2. Compress your prompts with Mermaid diagrams
We had one enterprise account with 2,000-3,000 lines of text instructions for test case generation. Nobody was reading it, not even the developers. We just trusted the system. But the LLM had to read (and pay for) it on every single loop.
The solution
We started converting long text instructions into Mermaid diagrams (flows) and pseudo-scripting formats.
- A 1,000-token verbose text prompt compressed down to under 100 tokens when written as a Mermaid structure.

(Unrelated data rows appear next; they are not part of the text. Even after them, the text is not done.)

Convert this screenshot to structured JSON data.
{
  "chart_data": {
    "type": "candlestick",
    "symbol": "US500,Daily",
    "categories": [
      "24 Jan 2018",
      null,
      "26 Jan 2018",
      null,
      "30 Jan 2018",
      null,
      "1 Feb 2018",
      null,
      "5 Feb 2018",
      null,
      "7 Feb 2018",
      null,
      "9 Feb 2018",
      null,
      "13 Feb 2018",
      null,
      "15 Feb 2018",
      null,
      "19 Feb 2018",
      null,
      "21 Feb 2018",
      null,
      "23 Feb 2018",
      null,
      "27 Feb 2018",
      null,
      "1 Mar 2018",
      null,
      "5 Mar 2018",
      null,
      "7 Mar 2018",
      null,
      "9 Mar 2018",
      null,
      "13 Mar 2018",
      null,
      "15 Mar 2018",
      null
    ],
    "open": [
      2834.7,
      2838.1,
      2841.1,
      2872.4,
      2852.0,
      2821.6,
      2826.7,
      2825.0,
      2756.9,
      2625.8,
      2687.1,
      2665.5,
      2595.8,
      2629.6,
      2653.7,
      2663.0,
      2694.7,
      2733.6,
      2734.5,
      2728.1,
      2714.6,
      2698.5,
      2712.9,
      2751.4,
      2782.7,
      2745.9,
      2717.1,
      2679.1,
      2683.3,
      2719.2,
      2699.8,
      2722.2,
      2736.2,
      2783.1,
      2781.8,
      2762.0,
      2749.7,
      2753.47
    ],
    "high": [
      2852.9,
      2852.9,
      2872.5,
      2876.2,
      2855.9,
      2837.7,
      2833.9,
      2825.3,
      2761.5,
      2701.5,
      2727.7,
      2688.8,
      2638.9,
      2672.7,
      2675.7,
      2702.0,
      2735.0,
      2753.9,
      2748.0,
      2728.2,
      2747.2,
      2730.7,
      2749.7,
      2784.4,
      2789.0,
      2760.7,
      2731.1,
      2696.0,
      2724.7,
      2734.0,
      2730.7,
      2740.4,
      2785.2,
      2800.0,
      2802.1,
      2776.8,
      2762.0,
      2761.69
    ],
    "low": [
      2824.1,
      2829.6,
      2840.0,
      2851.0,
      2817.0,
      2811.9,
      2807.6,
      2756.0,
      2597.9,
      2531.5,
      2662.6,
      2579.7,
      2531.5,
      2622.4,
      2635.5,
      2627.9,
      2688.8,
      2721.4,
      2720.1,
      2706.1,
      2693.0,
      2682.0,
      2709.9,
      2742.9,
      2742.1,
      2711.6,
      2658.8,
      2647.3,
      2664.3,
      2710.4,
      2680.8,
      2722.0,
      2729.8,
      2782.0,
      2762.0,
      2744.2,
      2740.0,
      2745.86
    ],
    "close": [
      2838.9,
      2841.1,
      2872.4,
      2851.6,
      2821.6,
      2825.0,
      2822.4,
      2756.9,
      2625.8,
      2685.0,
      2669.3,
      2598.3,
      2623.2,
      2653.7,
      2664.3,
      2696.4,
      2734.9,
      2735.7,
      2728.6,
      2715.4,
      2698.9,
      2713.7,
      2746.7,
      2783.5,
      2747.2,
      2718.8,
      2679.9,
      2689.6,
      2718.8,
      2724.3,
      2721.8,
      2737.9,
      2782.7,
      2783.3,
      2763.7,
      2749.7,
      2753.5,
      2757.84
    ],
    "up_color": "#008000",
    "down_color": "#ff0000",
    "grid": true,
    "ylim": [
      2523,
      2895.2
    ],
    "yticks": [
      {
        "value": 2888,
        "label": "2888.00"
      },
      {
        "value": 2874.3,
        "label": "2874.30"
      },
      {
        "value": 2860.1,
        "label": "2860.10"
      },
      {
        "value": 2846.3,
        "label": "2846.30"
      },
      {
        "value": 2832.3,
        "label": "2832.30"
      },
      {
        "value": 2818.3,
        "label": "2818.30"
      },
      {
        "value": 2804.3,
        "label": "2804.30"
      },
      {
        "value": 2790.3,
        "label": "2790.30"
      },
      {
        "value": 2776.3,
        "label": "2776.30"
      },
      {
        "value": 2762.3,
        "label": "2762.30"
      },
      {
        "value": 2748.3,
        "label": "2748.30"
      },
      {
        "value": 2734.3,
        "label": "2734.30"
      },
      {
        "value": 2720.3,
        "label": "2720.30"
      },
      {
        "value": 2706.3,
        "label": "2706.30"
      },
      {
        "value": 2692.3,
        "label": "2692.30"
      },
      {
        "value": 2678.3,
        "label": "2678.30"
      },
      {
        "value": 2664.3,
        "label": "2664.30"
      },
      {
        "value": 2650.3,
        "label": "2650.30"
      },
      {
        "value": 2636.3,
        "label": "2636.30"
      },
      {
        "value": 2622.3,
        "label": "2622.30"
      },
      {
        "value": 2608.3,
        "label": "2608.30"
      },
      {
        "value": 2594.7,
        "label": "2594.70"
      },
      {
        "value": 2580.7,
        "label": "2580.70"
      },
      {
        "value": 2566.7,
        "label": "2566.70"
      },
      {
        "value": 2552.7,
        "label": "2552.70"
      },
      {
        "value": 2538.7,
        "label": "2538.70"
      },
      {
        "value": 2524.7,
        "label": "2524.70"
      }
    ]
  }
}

- The LLM understood the logic perfectly.
- We saw zero negative impact on agent execution quality.
If your prompts are written like essays for humans, compress them into structural code for the models.
3. Index repositories before reading files for cost control
The default behavior of most orchestrators (like Copilot, Cloud, etc.) is highly inefficient. They perform a basic bash/grep search, find a keyword in a file, and then immediately force the agent to read the entire file to understand the context. If you are investigating a large codebase, the token bill compounds exponentially.
The solution
Our solution: We integrated CodeGraph and RepoMix into our runner setups. These tools index the repository and prepare a lightweight snapshot of the codebase (public/private methods, system architecture, folder trees) without loading the actual implementation of every helper method.
- The agent uses CodeGraph to find the exact 10 lines of code it needs, then reads only that fragment, then uses RepoMix to take the snapshot structure of the file, and only after that reads the needed piece of file.
- It takes only 15 seconds to run on massive codebases.
Result? This reduces codebase exploration tokens by 50% to 60% and improves unit economics.
4. Enable smarter model selection and workload routing
When trying to save money, the instinctive reaction is to switch everything to the cheapest model (like GPT-5.4 Mini or Haiku-4.5). But cheap models are often "lazy" or make logical errors, leading to infinite loops.
On top of that your harness can have limitations in loops, so actually they have no chance even to finish tasks properly. We ran the exact same debugging task across different models and counted the execution loops:
- GPT-5.4 Mini: 10 loops (kept failing, retrying, and re-reading context).
- Claude Sonnet 4.6: 3-5 loops.
- Claude Opus 4.6: 1 loop (one-shot fix).
Even with an expensive model like Opus, running 1 loop on Opus is often cheaper than running 10 loops on a Mini model because of the accumulated input tokens from retries.
The solution
Use Tier 2 models (like Sonnet or GPT-5.4) as your workhorses for cost reduction.
Route simple orchestrator tasks (file moving, deployment triggers) to Mini/Flash models. Save reasoning models for complex multi-file bug fixing. Design your budgets system properly.
We've also started routing workloads to hyper-optimized, low-cost providers like Silicon Flow and Chinese local setups (such as Kimi 2.6 and DeepSeek), which offer incredible performance for a fraction of the cost.
5. Fix your CI/CD costs with caching and runner optimization
Tokens are only half the bill. The other half is CI/CD infrastructure. Our May run spent $500 on GitHub runner minutes alone. If you don't optimize your environments, you are burning money on reinstalling dependencies on every single agent run.
The solution
- Cache everything: We cache npm dependencies, container layers, and our custom CLI tools (dm-tools).
- At the start of a runner session, we restore from cache. At the end, we update the cache.
- You pay a minor network fee for the cache restore, but you save precious, expensive runner minutes.